Um passo transformador
“Quando alguém fica entediado por não receber estímulos externos constantes”, explica a neuropediatra Carina Castro Fumero, “o cérebro gera seu próprio estímulo. Isso ativa regiões relacionadas à imaginação, resolução de problemas e autorregulação emocional. Por padrão, a rede cerebral responsável pela introspecção e criatividade é ativada, o que é fundamental para refletir, gerar ideias e conectar conceitos.”

Castro Fumero ressalta que o tédio é muitas vezes percebido de forma negativa nos adultos, enquanto nas crianças é visto como uma ferramenta de desenvolvimento. “Em adultos, é mais comum evitá-lo, embora também possa ser uma oportunidade para meditar, desconectar e encontrar novas perspectivas. Implementá-lo em nossas vidas pode ser igualmente transformador”, acrescenta.

O tédio pode desencadear algo desconfortável, mas valioso: “questões profundas sobre o significado de nossas vidas, nossas escolhas e nosso tempo”, explica Gonzalo Pereyra Saez, psicólogo especializado em saúde mental e autor de Enfrentando a Ansiedade com Plenitude.

O tédio nos desconecta das distrações externas e nos confronta com um vazio inerente à vida que preferimos evitar. De uma perspectiva existencial, no entanto, é uma oportunidade de habitar o vazio com curiosidade, em vez de resistir a ele. O que pode ser transformador, mas somente se pararmos de fugir dele. O tédio é o prelúdio da criatividade e da mudança, “aquelas ideias novas e surpreendentes que estávamos esperando”, conclui Anquin.
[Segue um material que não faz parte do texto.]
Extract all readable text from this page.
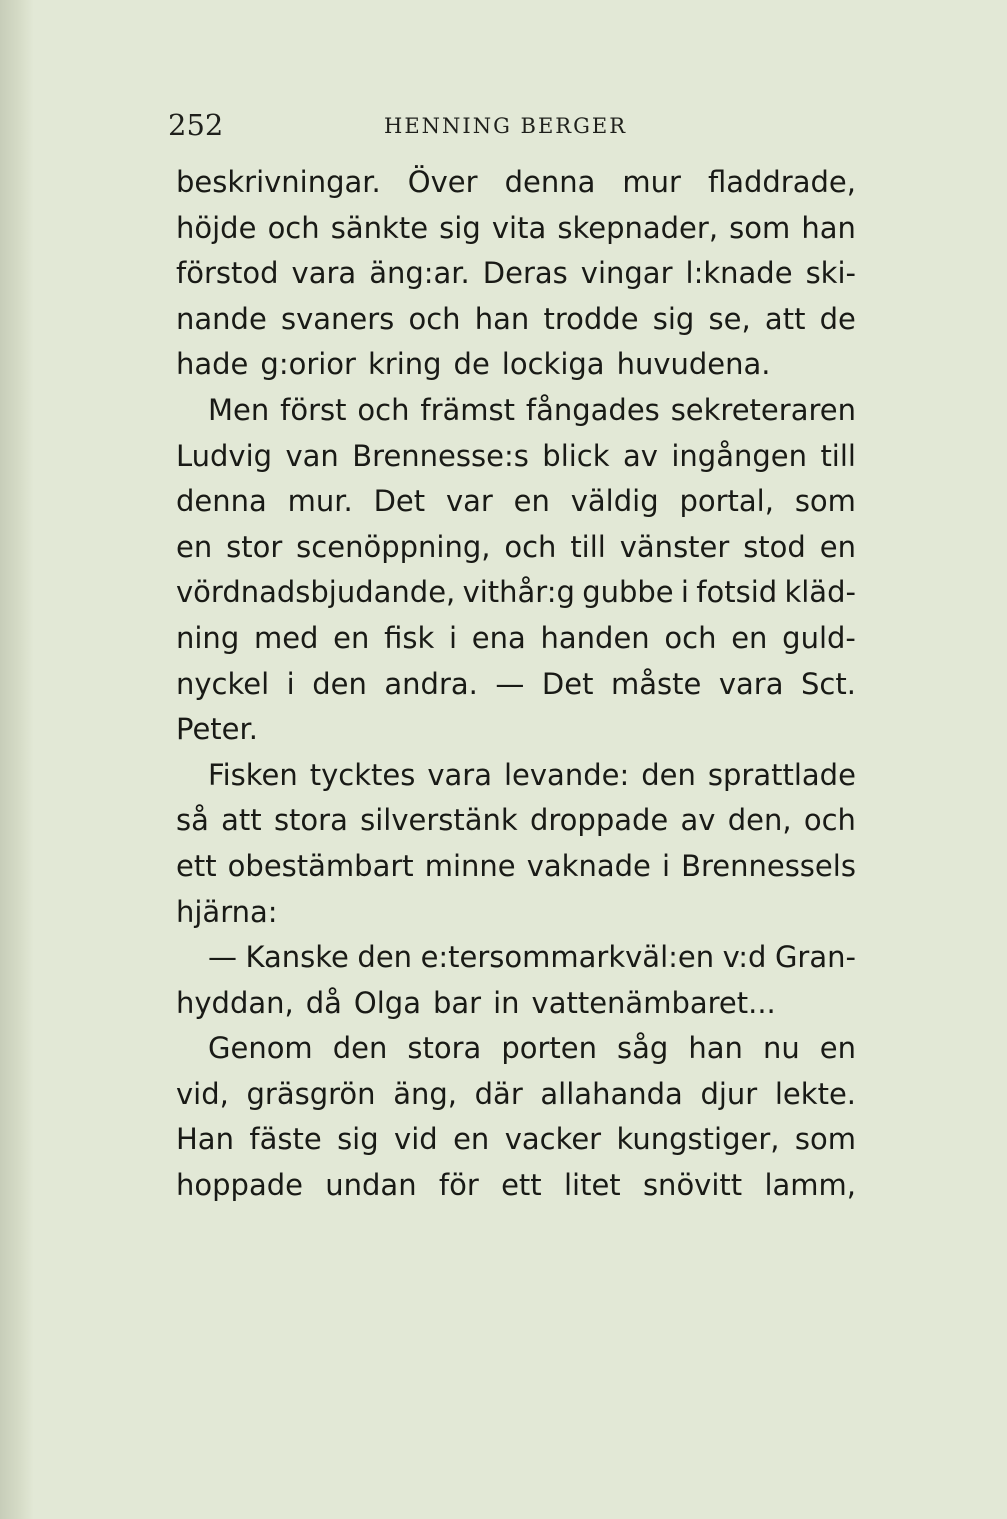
252	HENNING BERGER
beskrivningar. Över denna mur fladdrade,
höjde och sänkte sig vita skepnader, som han
förstod vara äng:ar. Deras vingar l:knade ski-
nande svaners och han trodde sig se, att de
hade g:orior kring de lockiga huvudena.
Men först och främst fångades sekreteraren
Ludvig van Brennesse:s blick av ingången till
denna mur. Det var en väldig portal, som
en stor scenöppning, och till vänster stod en
vördnadsbjudande, vithår:g gubbe i fotsid kläd-
ning med en fisk i ena handen och en guld-
nyckel i den andra. — Det måste vara Sct.
Peter.
Fisken tycktes vara levande: den sprattlade
så att stora silverstänk droppade av den, och
ett obestämbart minne vaknade i Brennessels
hjärna:
— Kanske den e:tersommarkväl:en v:d Gran-
hyddan, då Olga bar in vattenämbaret...
Genom den stora porten såg han nu en
vid, gräsgrön äng, där allahanda djur lekte.
Han fäste sig vid en vacker kungstiger, som
hoppade undan för ett litet snövitt lamm,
Dicas para encontrar espaços para não fazer nada:
Equilibrando lazer e ocupação. “Você não deve apenas descansar o suficiente. Descansar não é só dormir", explica Katy Tam. Além do tempo de inatividade, é bom que nem tudo o que fazemos seja estruturado. “Deixe que a vida cotidiana tenha algo de surpreendente.”

Procure algo novo. “Pode ser uma forma de desafiar o tédio de forma criativa”, explica Michael Inzlicht. Se estamos muito preocupados em passar tempo sozinhos, uma atividade social diferente pode nos ajudar a sair da nossa zona de conforto de forma saudável".

A natureza é sempre uma opção. “Para aqueles que lutam contra o tédio, conectar-se com o ar livre afrouxa todos os circuitos de estresse sobre o vazio”, confirma Elizabeth H. Weybright.

Fazer amizade com memórias é uma maneira amorosa de sustentar o tempo de lazer. “Sem cair na nostalgia, mas habitando o espaço dos bons momentos vividos”, acrescenta John Schulenberg. "Revisitá-los é uma forma de reduzir a ansiedade e manter a vida lenta ao mesmo tempo.”

Desligue o botão do medo. “Aprender que é um momento de autoproteção cerebral que é essencial para manter a saúde mental”, diz David Ndetei.